La qualité du support est un autre point d'inversion. Un petit effectif peut être un signe de discipline ou de sous-capacité. Si les clients obtiennent des interventions rapides, la petite équipe est un avantage de coût. Si les incidents s'accumulent, elle devient un goulot d'étranglement. Les sources non officielles ne suffisent pas à trancher. Il faudrait des données plus directes.
Le jugement final
Gelicon-Apple Limited liability company mérite d'être lue comme un opérateur local authentique dont la valeur repose sur trois choses: la proximité commerciale, la substance technique et l'histoire de présence dans des zones précises de Moscou et de sa région. Les pages tarifaires, les contacts, les moyens de paiement, les marques, les ressources RIPE, les AS, les préfixes et les signaux BGP s'alignent assez bien pour écarter l'idée d'une simple coquille commerciale. L'entreprise vend une unité claire: de l'accès local, avec des options et du support.
Mais la même évidence impose une limite au jugement. Les comptes publics et l'effectif suggèrent une entreprise très petite, avec une marge nette déclarée mince et une capacité d'investissement probablement contrainte. Les tarifs bas sont commercialement compréhensibles, mais ils laissent peu de place à l'erreur. Les incertitudes sur les clients, le mix de revenus, la concentration, le transit, les coûts de terrain et les droits d'immeuble sont trop importantes pour conclure à une franchise robuste.
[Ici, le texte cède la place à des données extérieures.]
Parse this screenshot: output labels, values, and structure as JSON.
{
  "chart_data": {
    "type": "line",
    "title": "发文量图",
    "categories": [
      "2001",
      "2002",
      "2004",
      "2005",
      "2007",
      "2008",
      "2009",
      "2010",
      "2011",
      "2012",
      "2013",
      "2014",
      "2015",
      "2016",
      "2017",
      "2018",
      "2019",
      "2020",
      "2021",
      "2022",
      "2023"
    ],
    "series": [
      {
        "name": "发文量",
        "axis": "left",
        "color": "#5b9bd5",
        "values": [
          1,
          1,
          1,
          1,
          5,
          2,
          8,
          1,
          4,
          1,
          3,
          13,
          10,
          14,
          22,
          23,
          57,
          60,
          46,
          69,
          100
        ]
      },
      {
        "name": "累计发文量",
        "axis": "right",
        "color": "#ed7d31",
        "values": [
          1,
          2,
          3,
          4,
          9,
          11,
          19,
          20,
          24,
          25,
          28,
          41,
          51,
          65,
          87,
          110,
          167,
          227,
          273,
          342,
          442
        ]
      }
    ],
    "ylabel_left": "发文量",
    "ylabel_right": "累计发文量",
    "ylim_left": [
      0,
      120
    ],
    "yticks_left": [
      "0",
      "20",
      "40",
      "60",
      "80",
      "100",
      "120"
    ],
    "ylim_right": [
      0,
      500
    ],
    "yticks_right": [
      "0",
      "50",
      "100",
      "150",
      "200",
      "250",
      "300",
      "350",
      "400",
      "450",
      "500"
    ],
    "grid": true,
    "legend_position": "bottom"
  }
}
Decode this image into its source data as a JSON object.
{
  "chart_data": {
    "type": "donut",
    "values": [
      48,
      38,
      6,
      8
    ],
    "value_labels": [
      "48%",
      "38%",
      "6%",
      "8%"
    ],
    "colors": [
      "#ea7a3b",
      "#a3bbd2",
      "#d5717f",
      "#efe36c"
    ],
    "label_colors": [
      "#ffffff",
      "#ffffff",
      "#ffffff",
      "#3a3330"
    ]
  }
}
Le jugement le plus défendable est donc celui d'un réseau local viable mais fragile: viable parce qu'il possède une empreinte opérationnelle réelle, fragile parce que son économie publique dépend d'un équilibre serré entre densité locale, prix bas, support humain et coûts fixes. Pour un client, Gelicon-Apple peut être attractif si la ligne est disponible, le support proche et le prix compétitif. Pour un analyste économique, l'entreprise est surtout un rappel que dans les télécoms locales, l'infrastructure visible ne suffit pas.
Le vrai test est la capacité à transformer une présence d'immeuble en flux de trésorerie récurrent, défendable et assez rentable pour renouveler le réseau avant que les coûts ne le rattrapent.